Introverted Personality Types: Adulting Superpowers and Projects

Darrell 3 weeks ago 6 comments

Introverts are sometimes thought to be more adult than others because they tend to appear more serious, with their quiet presentations. And they probably are…more serious, that is…but they’re not necessarily more adult. Everyone grows into the tasks that orbit around the idea of adulting. This even applies to the somber Introverts.

So, for Introverts, here are qualities that can give you a boost when you pursue adult tasks and suggestions for some areas you might want to work on. But before we start, if you don’t know whether you’re an Introvert, follow this link to our free personality test to find out.

The Adulting Superpowers of Introverted Personality Types

These will make things easier for adulting Introverts.

Ready-Made Independence – Sort Of

One goal of adulting is to do things independently. Introverted personalities need people just like everyone else. However, they have periods when they gladly do without people. They like to shed other people for a while simply to recover and restore their energy. What could be more independent – at least during those times? All things being equal, most Introverts would usually prefer to do things on their own. However, that doesn’t necessarily mean that they do independence any better than anyone else. It’s just that many Introverts may feel a greater comfort level with this aspect of adulting. And that can make things easier.

Being so darn comfortable with independence doesn’t mean that Introverts don’t have to go through the rigors of learning to execute and adopt grown-up tasks. If Mom always picked up the Introvert’s dirty socks off the floor, the Introvert may need to find some self-motivation to take over that duty when they leave home.

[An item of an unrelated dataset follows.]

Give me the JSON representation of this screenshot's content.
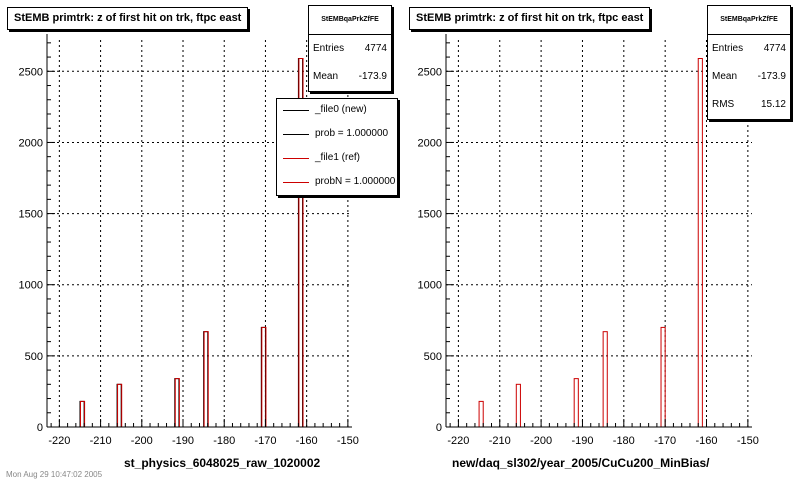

They can be just as dependent as anyone in specific areas. But still, there’s that being alone thing. This willingness to be more self-contained may provide a smoother transition when crossing the bridge between childlike dependence and adult independence.

More Uninterrupted Time for Reflection

Introverts probably aren’t any more reflective than Extraverts, if we’re talking about the ability to mull things over. It’s just that they likely have more uninterrupted time for contemplation. And more time may bump up the quantity and perhaps even the quality of reflection. See where we’re going?

You can’t find a solution if you don’t see a problem. Introverts may have more insight into what needs adulting in their lives simply because of the time they spend alone thinking about things. Whether one leaves the washed laundry in the machine for days may not be one of their deepest thoughts. But such missteps likely cross their radars more frequently. Recognizing that even a mundane problem is a problem can be essential to growth.

Potential Adulting Projects for Introverted Personality Types

Nobody is perfect. Everybody needs to pay attention to the obstacles in their lives and maybe even turn some into projects for improvement.

Slower to Ask for Help When They Need It

The flip side of ready-made independence (sort of) is that, when it’s time to ask for help, Introverted personalities may be slower to do so. Many Introverts experience dealing with other people as energy-sapping. They may imagine that the last thing they need when building adult habits is something that drains them and makes the whole thing worse. After all, motivation takes some energy.

Most of adulting doesn’t need a lot more advice than you can find on the Internet. But, as an example, sitting down with a financial counselor or even an accountant to discuss options when planning for retirement might make money decisions a lot easier. Some things in life benefit from wise instruction. Reluctance to ask for help may be a comfort zone that Introverts need to step out of, at least occasionally.

Yes. Put Yourself Out There More

As an Introvert, even I roll my eyes at this suggestion. How often have you heard this? However, showing up even when you don’t have to is part of being an adult. But it can be a real challenge for Introverted personality types. Comedian and director Woody Allen famously said, “Eighty percent of success is showing up.” Most adulting is usually about some particular skill or activity. This suggestion is a little different. It’s more of an attitude that says, “I may not always like it, but I’m showing up anyway.”

The point isn’t that you give up all of your alone time. That time is useful and valuable to you. But Introverts may avoid going into situations to avoid getting drained in the presence of other people in the first place. Putting your own comfort to the side for a while can be an opportunity to explore different areas of adult responsibility. For example, with Introverts’ natural ability to listen and to consider things at a more leisurely pace, they can be outstanding counselors, whether lay or professional – but only if they just show up. Volunteering to help at a community center is very adult.

Look at you, volunteering to put together activities for an after-school program that focuses on at-risk kids with nowhere else to be!

Final Thoughts

Introverts likely know what their skill level is, whether they show it publicly or not. Adulting is a learning process for them, just as it is for everyone. But this personality trait provides them with a few advantages and a few things that might need work. Stay curious about what adulting means to you and what areas you need to explore. And fly your Introvert flag high as you pursue new things.